Early last week foreign correspondents in London, Moscow and Paris reported that the Anglo-Soviet pact was just about ready for signing. Late last week Prime Minister Chamberlain discussed it fully in a foreign affairs debate in the House of Commons. These sensational developments, however, were made somewhat less exciting by the fact that the pact had been reported ready for signing at least a dozen times before. Indeed, to detached observers the proceedings appeared less like diplomatic negotiations than like the scene in Hellzapoppin, in which a young man promises to escape from a strait jacket in five seconds, threshes fruitlessly around for the rest of the show, and is last seen still trying to get loose, when patrons are leaving the theatre.

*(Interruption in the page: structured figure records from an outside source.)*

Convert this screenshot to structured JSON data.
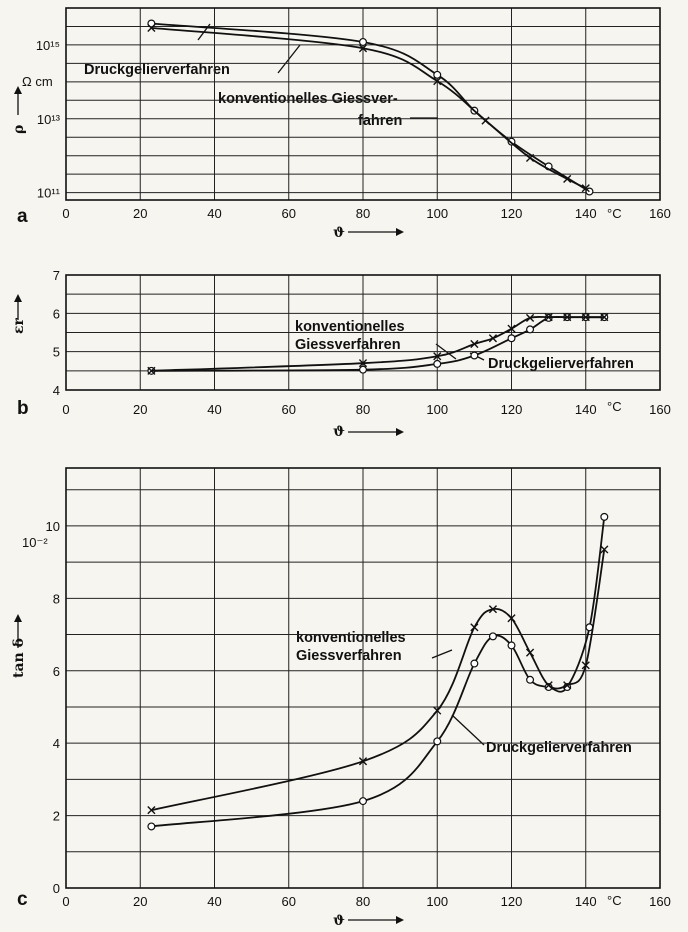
{
  "chart_data": [
    {
      "panel": "a",
      "type": "line",
      "scale": "log",
      "xlabel": "ϑ",
      "x_unit": "°C",
      "ylabel": "ρ",
      "y_unit": "Ω cm",
      "xlim": [
        0,
        160
      ],
      "ylim_log10": [
        10.8,
        16
      ],
      "x_ticks": [
        0,
        20,
        40,
        60,
        80,
        100,
        120,
        140,
        160
      ],
      "y_ticks": [
        {
          "value": 11,
          "label": "10¹¹"
        },
        {
          "value": 13,
          "label": "10¹³"
        },
        {
          "value": 15,
          "label": "10¹⁵"
        }
      ],
      "series": [
        {
          "name": "Druckgelierverfahren",
          "marker": "o",
          "x": [
            23,
            80,
            100,
            110,
            120,
            130,
            141
          ],
          "y_log10": [
            15.58,
            15.08,
            14.19,
            13.22,
            12.38,
            11.71,
            11.03
          ]
        },
        {
          "name": "konventionelles Giessverfahren",
          "marker": "x",
          "x": [
            23,
            80,
            100,
            113,
            125,
            135,
            140
          ],
          "y_log10": [
            15.46,
            14.91,
            14.02,
            12.95,
            11.94,
            11.37,
            11.12
          ]
        }
      ],
      "annotations": [
        {
          "text": "Druckgelierverfahren",
          "series": "o"
        },
        {
          "text": "konventionelles Giessver-",
          "series": "x"
        },
        {
          "text": "fahren",
          "series": "x"
        }
      ]
    },
    {
      "panel": "b",
      "type": "line",
      "xlabel": "ϑ",
      "x_unit": "°C",
      "ylabel": "εr",
      "xlim": [
        0,
        160
      ],
      "ylim": [
        4,
        7
      ],
      "x_ticks": [
        0,
        20,
        40,
        60,
        80,
        100,
        120,
        140,
        160
      ],
      "y_ticks": [
        4,
        5,
        6,
        7
      ],
      "series": [
        {
          "name": "Druckgelierverfahren",
          "marker": "o",
          "x": [
            23,
            80,
            100,
            110,
            120,
            125,
            130,
            135,
            140,
            145
          ],
          "y": [
            4.5,
            4.53,
            4.68,
            4.9,
            5.35,
            5.58,
            5.88,
            5.9,
            5.9,
            5.9
          ]
        },
        {
          "name": "konventionelles Giessverfahren",
          "marker": "x",
          "x": [
            23,
            80,
            100,
            110,
            115,
            120,
            125,
            130,
            135,
            140,
            145
          ],
          "y": [
            4.5,
            4.7,
            4.88,
            5.2,
            5.35,
            5.6,
            5.88,
            5.9,
            5.9,
            5.9,
            5.9
          ]
        }
      ],
      "annotations": [
        {
          "text": "konventionelles",
          "series": "x"
        },
        {
          "text": "Giessverfahren",
          "series": "x"
        },
        {
          "text": "Druckgelierverfahren",
          "series": "o"
        }
      ]
    },
    {
      "panel": "c",
      "type": "line",
      "xlabel": "ϑ",
      "x_unit": "°C",
      "ylabel": "tan δ",
      "y_unit": "10⁻²",
      "xlim": [
        0,
        160
      ],
      "ylim": [
        0,
        11.6
      ],
      "x_ticks": [
        0,
        20,
        40,
        60,
        80,
        100,
        120,
        140,
        160
      ],
      "y_ticks": [
        0,
        2,
        4,
        6,
        8,
        10
      ],
      "series": [
        {
          "name": "Druckgelierverfahren",
          "marker": "o",
          "x": [
            23,
            80,
            100,
            110,
            115,
            120,
            125,
            130,
            135,
            141,
            145
          ],
          "y": [
            1.7,
            2.4,
            4.05,
            6.2,
            6.95,
            6.7,
            5.75,
            5.55,
            5.55,
            7.2,
            10.25
          ]
        },
        {
          "name": "konventionelles Giessverfahren",
          "marker": "x",
          "x": [
            23,
            80,
            100,
            110,
            115,
            120,
            125,
            130,
            135,
            140,
            145
          ],
          "y": [
            2.15,
            3.5,
            4.9,
            7.2,
            7.7,
            7.45,
            6.5,
            5.6,
            5.6,
            6.15,
            9.35
          ]
        }
      ],
      "annotations": [
        {
          "text": "konventionelles",
          "series": "x"
        },
        {
          "text": "Giessverfahren",
          "series": "x"
        },
        {
          "text": "Druckgelierverfahren",
          "series": "o"
        }
      ]
    }
  ],
  "labels": {
    "panel_a": "a",
    "panel_b": "b",
    "panel_c": "c",
    "unit_c": "°C",
    "theta": "ϑ",
    "rho": "ρ",
    "rho_unit": "Ω cm",
    "eps": "εr",
    "tan": "tan δ",
    "tan_unit": "10⁻²"
  }
}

It was on the Ides of March that Soviet Ambassador Ivan Maisky spoke of Russia’s strength and peaceful intentions at a dinner for British industrialists, launching stories of negotiations unique in diplomatic history for their repeated reports of success unaccompanied by any concrete results. In the next week Britain was reported to be: 1) weighing a Soviet pact; 2) conquering her fear of Communism; 3) considering Russia’s attitude favorable; 4) rejecting Russia’s proposal for a six-power conference as premature. By the end of March Russia was reported: 1) to be pleased by the British stand on Poland; 2) to see Britain yielding; 3) to be ready to sign; 4) to doubt Prime Minister Chamberlain’s sincerity.

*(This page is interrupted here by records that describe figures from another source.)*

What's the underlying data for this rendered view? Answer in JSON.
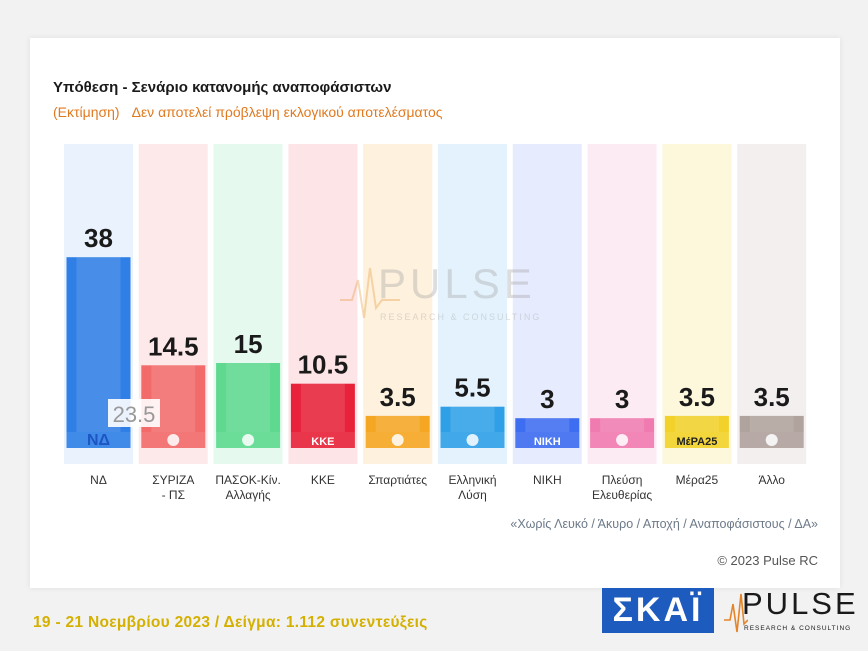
{
  "header": {
    "title": "Υπόθεση - Σενάριο κατανομής αναποφάσιστων",
    "subtitle_estimate": "(Εκτίμηση)",
    "subtitle_note": "Δεν αποτελεί πρόβλεψη εκλογικού αποτελέσματος"
  },
  "watermark": {
    "word": "PULSE",
    "sub": "RESEARCH & CONSULTING"
  },
  "chart_data": {
    "type": "bar",
    "categories": [
      "ΝΔ",
      "ΣΥΡΙΖΑ - ΠΣ",
      "ΠΑΣΟΚ-Κίν. Αλλαγής",
      "ΚΚΕ",
      "Σπαρτιάτες",
      "Ελληνική Λύση",
      "ΝΙΚΗ",
      "Πλεύση Ελευθερίας",
      "Μέρα25",
      "Άλλο"
    ],
    "category_lines": [
      [
        "ΝΔ"
      ],
      [
        "ΣΥΡΙΖΑ",
        "- ΠΣ"
      ],
      [
        "ΠΑΣΟΚ-Κίν.",
        "Αλλαγής"
      ],
      [
        "ΚΚΕ"
      ],
      [
        "Σπαρτιάτες"
      ],
      [
        "Ελληνική",
        "Λύση"
      ],
      [
        "ΝΙΚΗ"
      ],
      [
        "Πλεύση",
        "Ελευθερίας"
      ],
      [
        "Μέρα25"
      ],
      [
        "Άλλο"
      ]
    ],
    "values": [
      38,
      14.5,
      15,
      10.5,
      3.5,
      5.5,
      3,
      3,
      3.5,
      3.5
    ],
    "value_labels": [
      "38",
      "14.5",
      "15",
      "10.5",
      "3.5",
      "5.5",
      "3",
      "3",
      "3.5",
      "3.5"
    ],
    "inner_annotation": {
      "category": "ΝΔ",
      "label": "23.5"
    },
    "logo_texts": [
      "ΝΔ",
      "",
      "",
      "ΚΚΕ",
      "",
      "",
      "ΝΙΚΗ",
      "",
      "ΜέΡΑ25",
      ""
    ],
    "colors": [
      "#2f7fe6",
      "#f26a6a",
      "#5ed98f",
      "#e8223a",
      "#f5a623",
      "#2fa0e8",
      "#3d6df0",
      "#f07bb0",
      "#f2d12a",
      "#b0a29d"
    ],
    "column_colors": [
      "#eaf2fd",
      "#fde9e9",
      "#e6f9ee",
      "#fde4e7",
      "#fef1dd",
      "#e3f2fc",
      "#e6ebfd",
      "#fdebf3",
      "#fdf7dc",
      "#f2efee"
    ],
    "ylim": [
      0,
      40
    ],
    "grid": false
  },
  "footnote": "«Χωρίς Λευκό / Άκυρο / Αποχή / Αναποφάσιστους / ΔΑ»",
  "copyright": "© 2023 Pulse RC",
  "footer": "19 - 21  Νοεμβρίου  2023  /  Δείγμα:  1.112  συνεντεύξεις",
  "logos": {
    "skai": "ΣΚΑΪ",
    "pulse_word": "PULSE",
    "pulse_sub": "RESEARCH & CONSULTING"
  }
}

April began with a report that Moscow was suspicious, and ended with the news that Britain was cautious.

Big break in the progress of the negotiations came when Russia’s Foreign Commissar Maxim Litvinoff was abruptly retired from his post. But by May 22 authoritative sources declared that the peace front was rapidly becoming a fact, and in five days Great Britain was announced as bowing to Soviet terms, burying her old prejudices, expressing confidence that Russia would agree. Six weeks later negotiations were still going on.

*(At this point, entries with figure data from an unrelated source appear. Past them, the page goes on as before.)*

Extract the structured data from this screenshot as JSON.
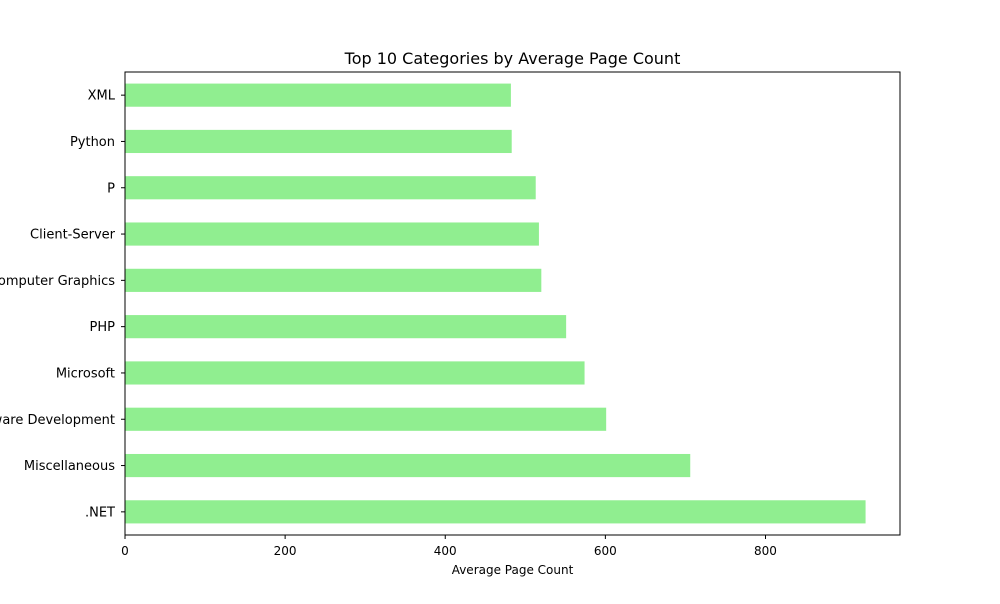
{
  "chart_data": {
    "type": "bar",
    "orientation": "horizontal",
    "title": "Top 10 Categories by Average Page Count",
    "xlabel": "Average Page Count",
    "ylabel": "",
    "categories": [
      ".NET",
      "Miscellaneous",
      "Software Development",
      "Microsoft",
      "PHP",
      "Computer Graphics",
      "Client-Server",
      "P",
      "Python",
      "XML"
    ],
    "values": [
      925,
      706,
      601,
      574,
      551,
      520,
      517,
      513,
      483,
      482
    ],
    "xlim": [
      0,
      968
    ],
    "xticks": [
      0,
      200,
      400,
      600,
      800
    ],
    "bar_color": "#90ee90",
    "grid": false,
    "legend": "none"
  }
}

Holding them up all this time, said Prime Minister Chamberlain last week, were conflicting definitions of “indirect aggression”—i.e., a Nazi coup in Latvia, Estonia, or other states which may be guaranteed against aggression by the pact. France, Great Britain and Russia all wanted to avoid giving the impression that they were “encroaching upon the independence” of the guaranteed countries. France and Great Britain felt that the Russian proposals could be interpreted in this way. But, he added, all three realize that “indirect aggression might be just as dangerous as direct aggression and all three desire to find a satisfactory method of providing against it.” Britain and France would consequently send military missions to Russia to begin staff talks. Clear-cut as these disclosures were, they would have been far more impressive had correspondents not counted so many unhatched eggs in the four-and-a-half months before they were made.